Budget brings bad news for supercars, maybe
In what may be a costly error in this year's Union budget, a so far seemingly unintentional change in the definition of Complete Knocked Down (CKD) unit or vehicles -- where parts are imported and then assembled -- promises to disrupt production of cars in the country, throwing the industry in disarray. Sumant Banerji reports.autos Updated: Mar 01, 2011 00:36 IST
In what may be a costly error in this year's Union budget, a so far seemingly unintentional change in the definition of Complete Knocked Down (CKD) unit or vehicles -- where parts are imported and then assembled -- promises to disrupt production of cars in the country, throwing the industry in disarray.
The new definition in the budget disallows manufacturers a concessional 10% import duty for cars and mobikes where either the engine, gearbox, transmission or chasis come in as a pre assembly form.

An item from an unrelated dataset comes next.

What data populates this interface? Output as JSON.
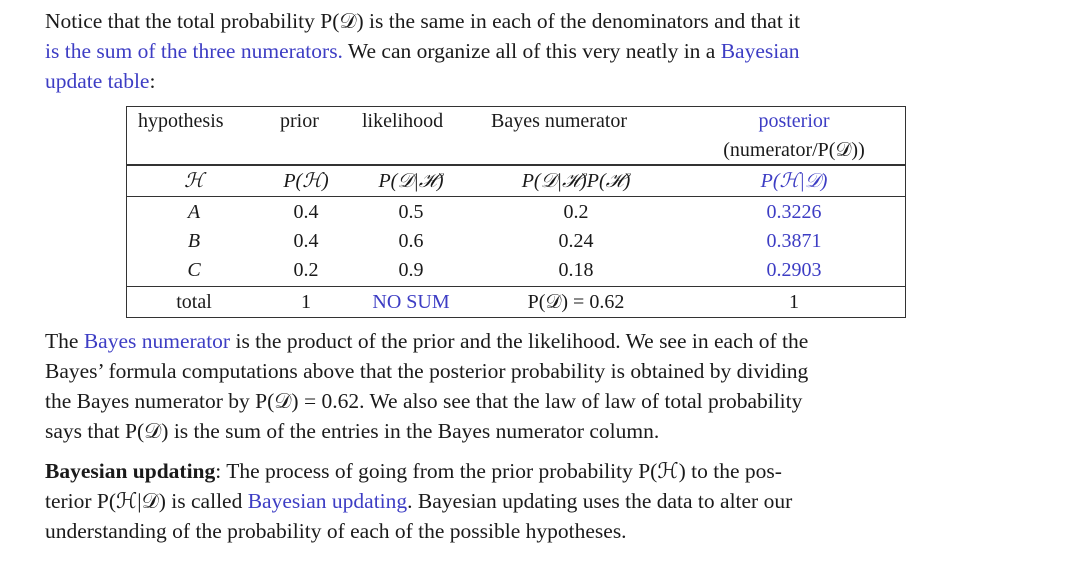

Effectively, this would increase import duty on cars as varied as a Hyundai i20 diesel, Toyota Innova to a top of the line BMW 5 series, to 60%, making them way more expensive.
While car manufacturers went into a shell, apex industry body Society of Indian Automobile Manufacturers (SIAM) said it would seek a clarification from the government.
"It appears very restrictive and all CKD cars in the country would get badly impacted," said a senior SIAM official after a hurriedly convened executive committee meeting in the evening. "To us, it seems to be an error leading to misinterpretation. But if this is deliberate, then everybody would have to change their production plan causing a disruption that may carry on for months."
The worst affected could be the big three of the luxury car segment, BMW, Audi and Mercedes, who either import Complete Built Units (CBU) or produce cars under the CKD route. The three firms witnessed stratospheric growth in sales of upto 70% in 2010, as they expanded their product range and started assembling more cars in India.
With confusion all around and no clarifications in the offing, Mercedes and Audi refused to comment while BMW said it would wait for further clarifications. Meanwhile, the fate of their cars like the BMW 3 and 5 series, Mercedes C and E Class and Audi A4 and A6, besides many others, hangs in balance.